Il espérait qu’un peu d’humour réconforterait son ami.

— Magga cammara ! C’est un sujet trop douloureux pour en plaisanter, répondit Belwar, sans pouvoir s’empêcher de rire.

Drizzt reprit son sérieux.

— Je suis d’accord. Mais plaisanter d’une tragédie vaut mieux que de vivre enlisé dans la culpabilité d’un incident dont personne n’est responsable. Enfin… si ! C’est Menzoberranzan et ses habitants qui sont à blâmer. C’est leur façon d’envisager l’existence qui a condamné votre expédition minière pacifique.

— C’est le maître-terrassier qui est responsable de son groupe, c’est le seul habilité à monter une expédition, le seul à devoir en assumer les conséquences, rétorqua Belwar.

— Tu as choisi de mener ton groupe si près de Menzoberranzan ? demanda Drizzt.

— En effet, répondit Belwar.

— De ton propre chef ? insista l’elfe. (Il estimait suffisamment connaître la société svirfnebeline pour savoir que la plupart, pour ne pas dire la totalité, des décisions importantes se prenaient en commun.) Sans Belwar Dissengulp, aucun de ces mineurs ne serait allé dans cette région ?

— Nous savions qu’il y avait un riche filon à exploiter. Le conseil avait décidé que le jeu en valait la chandelle.

— Toi ou un autre…, dit Drizzt, reprenant les mots de Belwar.

— Un maître-terrassier doit assumer la responsabil…, commença le gnome des profondeurs avant de détourner le regard.

— Ils ne t’en veulent pas, ils t’honorent et prennent soin de toi, enchaîna Drizzt.

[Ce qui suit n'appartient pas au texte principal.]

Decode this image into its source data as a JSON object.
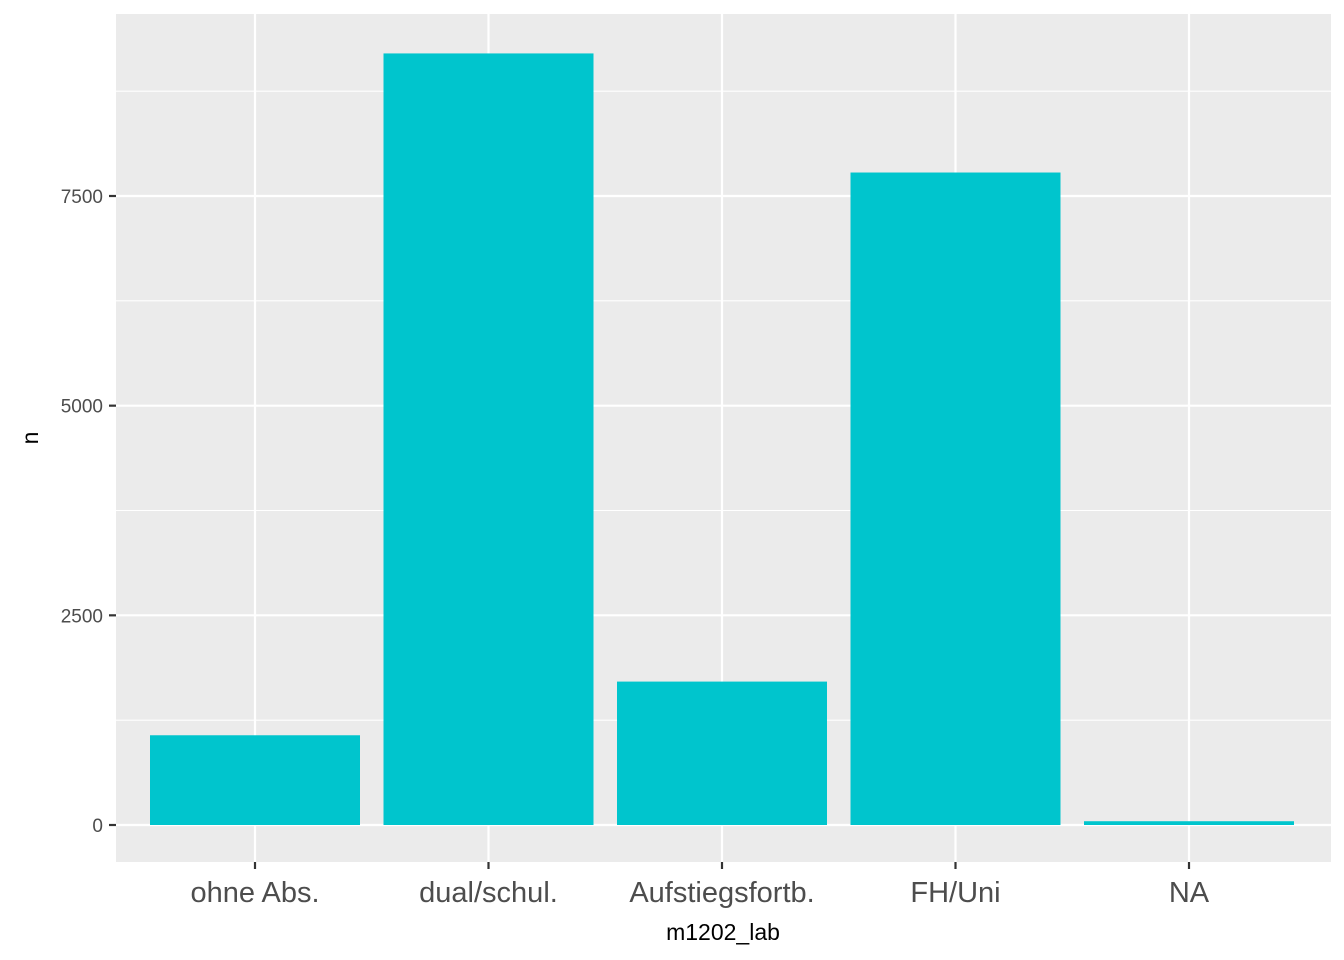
{
  "chart_data": {
    "type": "bar",
    "categories": [
      "ohne Abs.",
      "dual/schul.",
      "Aufstiegsfortb.",
      "FH/Uni",
      "NA"
    ],
    "values": [
      1070,
      9200,
      1710,
      7780,
      45
    ],
    "xlabel": "m1202_lab",
    "ylabel": "n",
    "ylim": [
      0,
      9650
    ],
    "yticks": [
      0,
      2500,
      5000,
      7500
    ],
    "ytick_labels": [
      "0",
      "2500",
      "5000",
      "7500"
    ],
    "grid": true,
    "colors": {
      "bar": "#00c5cd",
      "panel_background": "#ebebeb",
      "grid": "#ffffff"
    }
  }
}
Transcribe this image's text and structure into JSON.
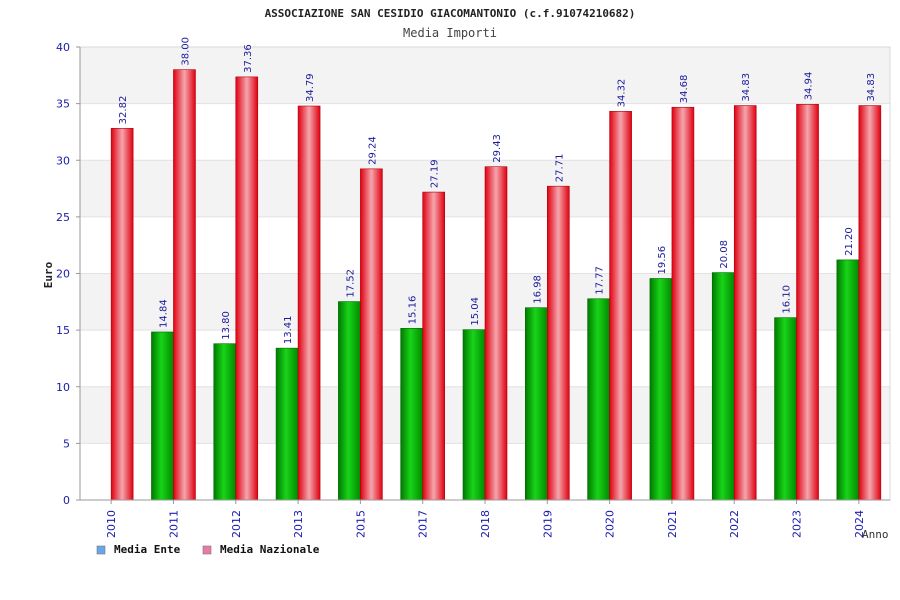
{
  "chart_data": {
    "type": "bar",
    "title": "ASSOCIAZIONE SAN CESIDIO GIACOMANTONIO (c.f.91074210682)",
    "subtitle": "Media Importi",
    "xlabel": "Anno",
    "ylabel": "Euro",
    "ylim": [
      0,
      40
    ],
    "yticks": [
      "0",
      "5",
      "10",
      "15",
      "20",
      "25",
      "30",
      "35",
      "40"
    ],
    "categories": [
      "2010",
      "2011",
      "2012",
      "2013",
      "2015",
      "2017",
      "2018",
      "2019",
      "2020",
      "2021",
      "2022",
      "2023",
      "2024"
    ],
    "series": [
      {
        "name": "Media Ente",
        "legend_color": "#6aa7e8",
        "values": [
          null,
          14.84,
          13.8,
          13.41,
          17.52,
          15.16,
          15.04,
          16.98,
          17.77,
          19.56,
          20.08,
          16.1,
          21.2
        ],
        "labels": [
          "",
          "14.84",
          "13.80",
          "13.41",
          "17.52",
          "15.16",
          "15.04",
          "16.98",
          "17.77",
          "19.56",
          "20.08",
          "16.10",
          "21.20"
        ]
      },
      {
        "name": "Media Nazionale",
        "legend_color": "#e87aa6",
        "values": [
          32.82,
          38.0,
          37.36,
          34.79,
          29.24,
          27.19,
          29.43,
          27.71,
          34.32,
          34.68,
          34.83,
          34.94,
          34.83
        ],
        "labels": [
          "32.82",
          "38.00",
          "37.36",
          "34.79",
          "29.24",
          "27.19",
          "29.43",
          "27.71",
          "34.32",
          "34.68",
          "34.83",
          "34.94",
          "34.83"
        ]
      }
    ],
    "grid": true,
    "legend_position": "bottom-left"
  }
}
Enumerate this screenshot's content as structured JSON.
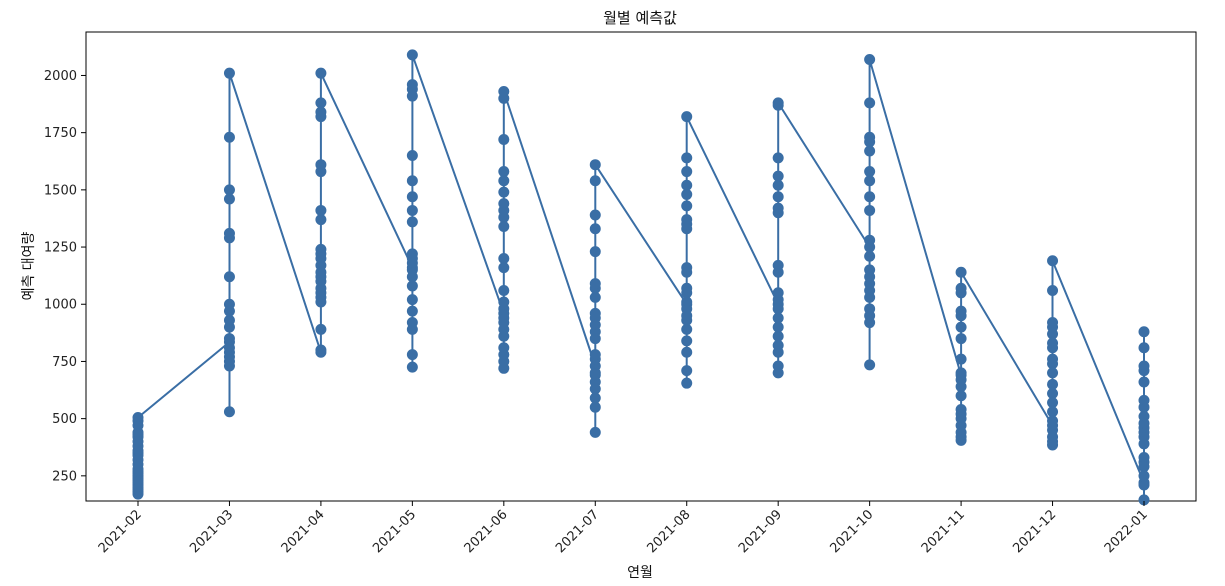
{
  "chart_data": {
    "type": "line",
    "title": "월별 예측값",
    "xlabel": "연월",
    "ylabel": "예측 대여량",
    "categories": [
      "2021-02",
      "2021-03",
      "2021-04",
      "2021-05",
      "2021-06",
      "2021-07",
      "2021-08",
      "2021-09",
      "2021-10",
      "2021-11",
      "2021-12",
      "2022-01"
    ],
    "ylim": [
      140,
      2190
    ],
    "yticks": [
      250,
      500,
      750,
      1000,
      1250,
      1500,
      1750,
      2000
    ],
    "grid": false,
    "color": "#3a6ea5",
    "series": [
      {
        "values": [
          [
            240,
            170,
            180,
            190,
            200,
            210,
            220,
            230,
            250,
            260,
            270,
            280,
            300,
            320,
            340,
            350,
            360,
            380,
            400,
            420,
            430,
            440,
            470,
            490,
            505
          ],
          [
            835,
            530,
            730,
            750,
            770,
            790,
            810,
            850,
            900,
            930,
            970,
            1000,
            1120,
            1290,
            1310,
            1460,
            1500,
            1730,
            2010
          ],
          [
            790,
            800,
            890,
            1010,
            1030,
            1050,
            1070,
            1100,
            1120,
            1140,
            1170,
            1200,
            1220,
            1240,
            1370,
            1410,
            1580,
            1610,
            1820,
            1840,
            1880,
            2010
          ],
          [
            1160,
            725,
            780,
            890,
            920,
            970,
            1020,
            1080,
            1120,
            1150,
            1180,
            1200,
            1220,
            1360,
            1410,
            1470,
            1540,
            1650,
            1910,
            1940,
            1960,
            2090
          ],
          [
            960,
            720,
            750,
            780,
            810,
            860,
            890,
            920,
            940,
            980,
            1010,
            1060,
            1160,
            1200,
            1340,
            1380,
            1410,
            1440,
            1490,
            1540,
            1580,
            1720,
            1900,
            1930
          ],
          [
            730,
            440,
            550,
            590,
            630,
            660,
            690,
            700,
            760,
            780,
            850,
            880,
            910,
            940,
            960,
            1030,
            1070,
            1090,
            1230,
            1330,
            1390,
            1540,
            1610
          ],
          [
            1000,
            655,
            710,
            790,
            840,
            890,
            930,
            950,
            980,
            1010,
            1050,
            1070,
            1140,
            1160,
            1330,
            1350,
            1370,
            1430,
            1480,
            1520,
            1580,
            1640,
            1820
          ],
          [
            1000,
            700,
            730,
            790,
            820,
            860,
            900,
            940,
            980,
            1020,
            1050,
            1140,
            1170,
            1400,
            1420,
            1470,
            1520,
            1560,
            1640,
            1870,
            1880
          ],
          [
            1250,
            735,
            920,
            950,
            980,
            1030,
            1060,
            1090,
            1120,
            1150,
            1210,
            1280,
            1410,
            1470,
            1540,
            1580,
            1670,
            1710,
            1730,
            1880,
            2070
          ],
          [
            690,
            405,
            420,
            440,
            470,
            500,
            520,
            540,
            600,
            640,
            670,
            700,
            760,
            850,
            900,
            950,
            970,
            1050,
            1070,
            1140
          ],
          [
            470,
            385,
            400,
            420,
            450,
            490,
            530,
            570,
            610,
            650,
            700,
            740,
            760,
            810,
            830,
            870,
            900,
            920,
            1060,
            1190
          ],
          [
            220,
            145,
            210,
            250,
            290,
            310,
            330,
            390,
            420,
            440,
            460,
            480,
            510,
            550,
            580,
            660,
            710,
            730,
            810,
            880
          ]
        ]
      }
    ]
  }
}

— Ils ont pitié de moi ! rugit Belwar.

— As-tu besoin de leur pitié ? hurla l’elfe à son tour. Es-tu inférieur à eux ? Un infirme qui n’est plus bon à rien ?

— Jamais de la vie !

— Alors va avec eux ! Vois s’ils ont vraiment pitié de toi. Je suis persuadé que non, mais, si tes soupçons sont fondés, si ton peuple a vraiment pitié de son « très vénérable maître-terrassier », alors montre-leur qui est le véritable Belwar Dissengulp ! Et s’ils ne te témoignent ni condescendance ni rancœur, ne le fais pas à leur place !

Belwar observa son ami pendant un long moment mais ne répondit rien.

— Tous les mineurs qui t’accompagnaient connaissaient les risques qu’il y avait à venir si près de Menzoberranzan, lui rappela Drizzt. (Un sourire éclaira le visage de l’elfe.) Aucun d’entre vous, même pas toi, ne savait que vous alliez croiser le chemin de Drizzt Do’Urden. Vous seriez tous restés chez vous, sinon !

— Magga cammara, marmonna Belwar.

Il était surpris par l’attitude blagueuse du drow et aussi par le fait que, pour la première fois depuis dix ans, il se sentait mieux. Il se leva de table, fit un sourire à Drizzt et se dirigea vers sa chambre.

— Où vas-tu ?

— Me reposer, tout cela m’a fatigué, répondit le maître-terrassier.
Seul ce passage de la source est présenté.